Malgré la «non-inscription» de son candidat Karim Wade sur les listes électorales, en raison de l’article L 31 du Code électoral, et subséquemment l’invalidation plus que probable de cette candidature par le Conseil Constitutionnel, et autre menace d’arrestation qui pèse sur le retour de ce même candidat au Sénégal, à moins qu’il ne solde son amende de 138 milliards à lui infligée par la Crei, le Pds persiste et signe dans le choix de son porte-flambeau à la présidentielle. Tout en refusant de manière mécanique un quelconque plan alternatif à cette même candidature au sein du parti libéral, comme en témoigne la «marginalisation» de Me Madické Niang dans le groupe parlementaire libéral aussi bien que dans le parti. Raison suffisante pour se demander, compte tenu des contraintes qui pèsent sur la candidature de Karim Wade, si le Pds ne file pas tout droit vers le suicide politique ? Ou à contrario, si Me Wade, en fin stratège politique, ne réserve pas une botte secrète au président Macky Sall ? Le moins que l’on puisse dire en tout cas, c’est que les cartes sont brouillées, avec la posture actuelle du Pds.
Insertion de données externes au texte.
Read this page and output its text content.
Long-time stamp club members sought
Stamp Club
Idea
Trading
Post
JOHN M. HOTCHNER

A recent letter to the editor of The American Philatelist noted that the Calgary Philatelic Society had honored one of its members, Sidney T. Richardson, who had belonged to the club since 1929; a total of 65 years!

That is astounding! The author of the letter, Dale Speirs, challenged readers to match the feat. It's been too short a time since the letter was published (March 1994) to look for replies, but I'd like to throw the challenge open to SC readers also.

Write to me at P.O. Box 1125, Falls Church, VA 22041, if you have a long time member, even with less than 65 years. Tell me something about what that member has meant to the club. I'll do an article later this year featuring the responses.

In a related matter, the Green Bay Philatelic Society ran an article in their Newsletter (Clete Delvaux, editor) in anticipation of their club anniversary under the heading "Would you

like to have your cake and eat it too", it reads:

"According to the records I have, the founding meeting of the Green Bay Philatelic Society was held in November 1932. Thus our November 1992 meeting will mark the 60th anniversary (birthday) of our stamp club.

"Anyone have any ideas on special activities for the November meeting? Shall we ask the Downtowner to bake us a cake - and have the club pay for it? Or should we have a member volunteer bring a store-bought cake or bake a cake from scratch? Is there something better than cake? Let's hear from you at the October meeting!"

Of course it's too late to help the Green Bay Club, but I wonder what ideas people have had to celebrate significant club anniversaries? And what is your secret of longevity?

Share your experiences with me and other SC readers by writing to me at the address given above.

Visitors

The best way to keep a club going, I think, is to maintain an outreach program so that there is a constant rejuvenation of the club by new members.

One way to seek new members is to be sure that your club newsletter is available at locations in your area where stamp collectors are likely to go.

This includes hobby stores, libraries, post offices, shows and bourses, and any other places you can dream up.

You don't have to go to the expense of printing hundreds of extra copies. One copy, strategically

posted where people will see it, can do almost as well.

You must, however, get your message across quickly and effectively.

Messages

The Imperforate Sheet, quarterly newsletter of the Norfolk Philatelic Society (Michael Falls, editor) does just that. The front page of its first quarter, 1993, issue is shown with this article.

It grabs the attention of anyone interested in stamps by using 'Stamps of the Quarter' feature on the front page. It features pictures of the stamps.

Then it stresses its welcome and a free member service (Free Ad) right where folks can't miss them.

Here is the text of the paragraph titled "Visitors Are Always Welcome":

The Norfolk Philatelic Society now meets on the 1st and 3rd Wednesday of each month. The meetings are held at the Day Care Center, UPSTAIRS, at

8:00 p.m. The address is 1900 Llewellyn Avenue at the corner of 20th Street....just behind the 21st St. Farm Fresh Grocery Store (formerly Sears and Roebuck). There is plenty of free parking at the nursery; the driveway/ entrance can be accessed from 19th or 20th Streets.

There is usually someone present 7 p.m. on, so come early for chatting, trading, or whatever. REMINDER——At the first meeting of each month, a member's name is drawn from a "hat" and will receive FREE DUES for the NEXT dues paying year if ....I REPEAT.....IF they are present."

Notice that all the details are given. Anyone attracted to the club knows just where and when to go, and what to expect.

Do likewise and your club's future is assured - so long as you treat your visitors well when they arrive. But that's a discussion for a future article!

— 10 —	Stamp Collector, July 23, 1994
A moins de cinq mois de la présidentielle, le Pds qui constitue la deuxième force politique du Sénégal n’a pas varié d’un iota dans la désignation de son candidat à la présidentielle, en l’occurrence Karim Wade, dont la participation au scrutin du 24 février prochain fait pourtant l’objet de moult restrictions de la part du pouvoir en place. Choisi comme candidat du Pds à la présidentielle de 2019, en mars 2015, à deux jours du verdict de son procès à la Crei (Cour de répression de l’enrichissement illicite), le fils d’Abdoulaye Wade continue de condenser les espoirs du Pds, ou selon de son père, de revenir par ricochet à la tête du pays pour diriger les destinées du Sénégal. Comme ce fut le cas de 2000 à 2012, via la première alternance politique au Sénégal.
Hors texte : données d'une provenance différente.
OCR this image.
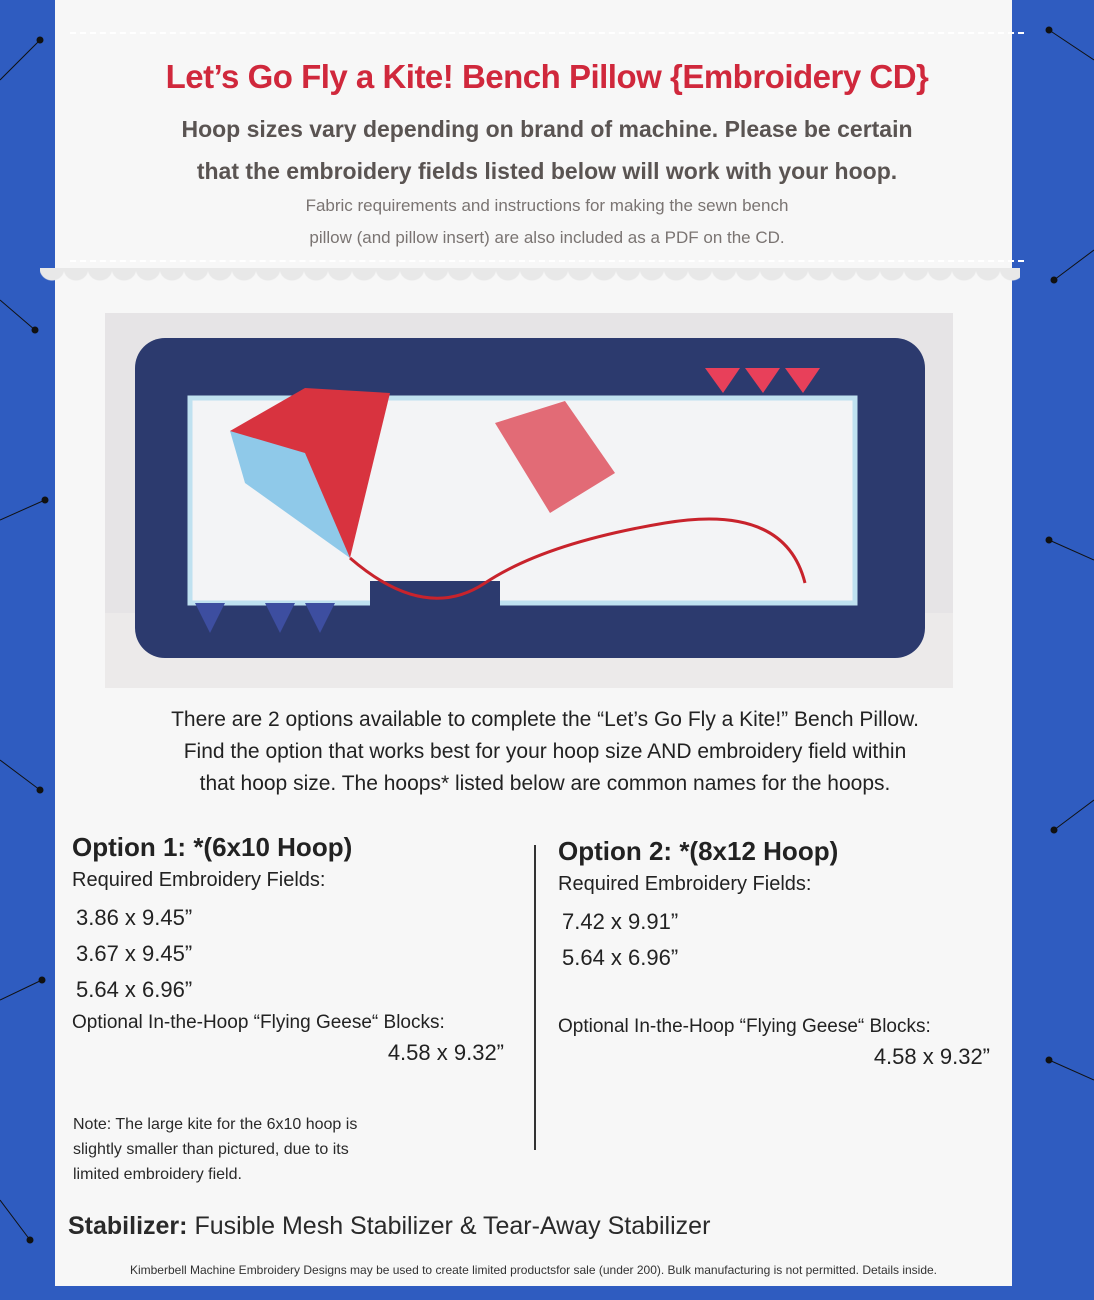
Let’s Go Fly a Kite! Bench Pillow {Embroidery CD}
Hoop sizes vary depending on brand of machine. Please be certain
that the embroidery fields listed below will work with your hoop.
Fabric requirements and instructions for making the sewn bench
pillow (and pillow insert) are also included as a PDF on the CD.
There are 2 options available to complete the “Let’s Go Fly a Kite!” Bench Pillow.
Find the option that works best for your hoop size AND embroidery field within
that hoop size. The hoops* listed below are common names for the hoops.
Option 1: *(6x10 Hoop)
Required Embroidery Fields:
3.86 x 9.45”
3.67 x 9.45”
5.64 x 6.96”
Optional In-the-Hoop “Flying Geese“ Blocks:
4.58 x 9.32”
Option 2: *(8x12 Hoop)
Required Embroidery Fields:
7.42 x 9.91”
5.64 x 6.96”
Optional In-the-Hoop “Flying Geese“ Blocks:
4.58 x 9.32”
Note: The large kite for the 6x10 hoop is
slightly smaller than pictured, due to its
limited embroidery field.
Stabilizer: Fusible Mesh Stabilizer & Tear-Away Stabilizer
Kimberbell Machine Embroidery Designs may be used to create limited productsfor sale (under 200). Bulk manufacturing is not permitted. Details inside.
Seul hic, la candidature de Karim Wade à la présidentielle semble aujourd’hui plombée par sa «noninscription » sur les listes électorales, en raison de l’article L 31 du Code électoral corrélé à la peine de 06 ans de prison infligée à Karim Wade par la Crei. Et vraisemblablement, l’arbitrage attendu du Conseil constitutionnel qui doit établir la liste des candidats à la présidentielle, ne semble pas parti pour donner raison à Karim Wade et au Pds, contre toutes les autres juridictions (Chambre d’accusation Tribunal d’instance, Cour suprême) qui ont préféré s’en laver les mains. Pis, une sorte d’épée de Damoclès reste suspendue sur la tête de Karim Wade, en cas de retour au Sénégal.
Comme le révélait dans Sud Quotidien (du 02-10-2018) Ousseynou Samba, enseignantchercheur à la Faculté de droit de l’Ucad, spécialiste du droit pénal, selon qui les autorités pourraient bien mettre en exécution leur menace de procéder à l’arrestation de Karim Wade, dès sa descente d’avion à Dakar, pour le contraindre à payer les 138 milliards de francs CFA d’amende que la Crei lui avait infligée, suite à sa condamnation pour enrichissement illicite. Malgré toutes ces contraintes, le Pds n’en démord pas et s’arcboute sur son candidat Karim Wade. En refusant systématiquement tout plan alternatif à cette candidature. Me Madické Niang, dernier ministre libéral des Affaires étrangères, fidèle d’entre les fidèles de Me Wade, patron sortant du groupe parlementaire de l’opposition, passera ainsi à la trappe en osant « aventurer» une candidature autre au sein du Pds.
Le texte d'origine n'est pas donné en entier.